In archaeology, the term shell midden analysis refers to the study of marine shell valves that were once used as food by prehistoric peoples. Once the meat was extracted, the remaining shells were sometimes used to make ornaments such as beads or carved into fishhooks. However, most of the shell was simply thrown away as waste. It was not uncommon for prehistoric peoples to discard unwanted refuse at centralized trash sites. Over many hundreds of years, shell refuse and soil would build up at these trash sites, resulting in the formation of mounds on what was once level ground.
Discovered in Purok 2A-Tuway, Barangay Bonbon is a mound of shells running up to two meters deep occupying an area of about half a hectare and what is now an additional historical sites, named as “Bonbon Shell Midden”
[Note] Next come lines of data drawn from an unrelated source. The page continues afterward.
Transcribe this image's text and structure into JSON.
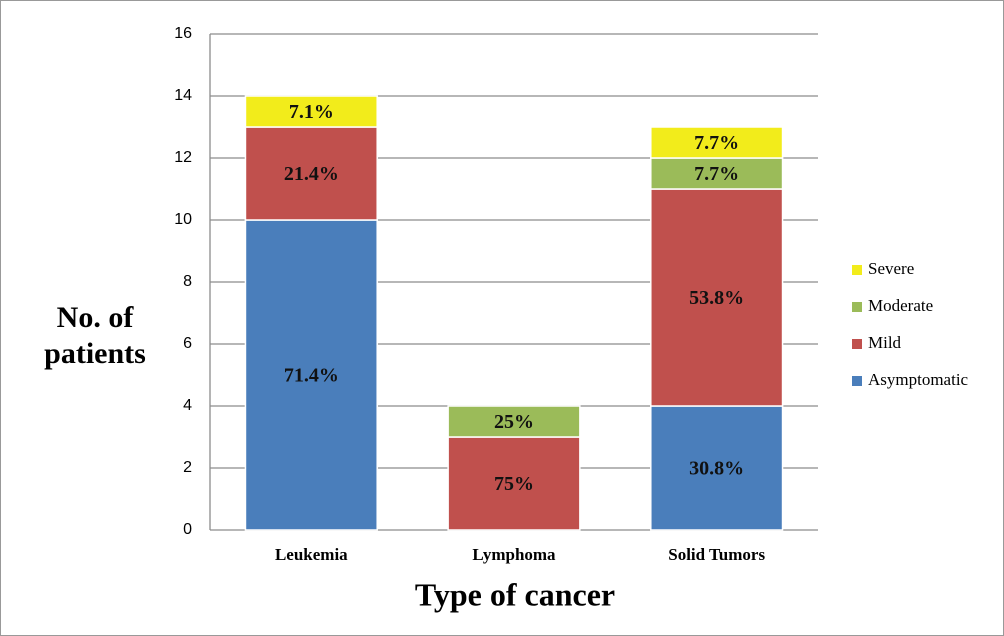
{
  "chart_data": {
    "type": "stacked_bar",
    "x_label": "Type of cancer",
    "y_label": "No. of patients",
    "categories": [
      "Leukemia",
      "Lymphoma",
      "Solid Tumors"
    ],
    "series": [
      {
        "name": "Asymptomatic",
        "color": "#4a7ebb",
        "values": [
          10,
          0,
          4
        ],
        "share_labels": [
          "71.4%",
          null,
          "30.8%"
        ]
      },
      {
        "name": "Mild",
        "color": "#c0504d",
        "values": [
          3,
          3,
          7
        ],
        "share_labels": [
          "21.4%",
          "75%",
          "53.8%"
        ]
      },
      {
        "name": "Moderate",
        "color": "#9bbb59",
        "values": [
          0,
          1,
          1
        ],
        "share_labels": [
          null,
          "25%",
          "7.7%"
        ]
      },
      {
        "name": "Severe",
        "color": "#f2ec1b",
        "values": [
          1,
          0,
          1
        ],
        "share_labels": [
          "7.1%",
          null,
          "7.7%"
        ]
      }
    ],
    "ylim": [
      0,
      16
    ],
    "yticks": [
      0,
      2,
      4,
      6,
      8,
      10,
      12,
      14,
      16
    ],
    "grid": true,
    "legend": "right"
  }
}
The materials found in the site underwent radiocarbon dating analysis in Japan. But National Museum archaeologists who made an in-depth study of the site in February 2009 have its prognosis that the materials go back to late Stone Age. That effectively pushes back in time the cultural chronology of Butuan's early settlement, and eventually alters data on Philippine history.
Aside from freshwater and brackish shells, the excavations yielded stone flake tools that bore traces of human interventions, including deposits of human and animal bones. At the moment, two human tibiae (long bones of the arms) and parts of the hand are in Japan for C-14 analysis.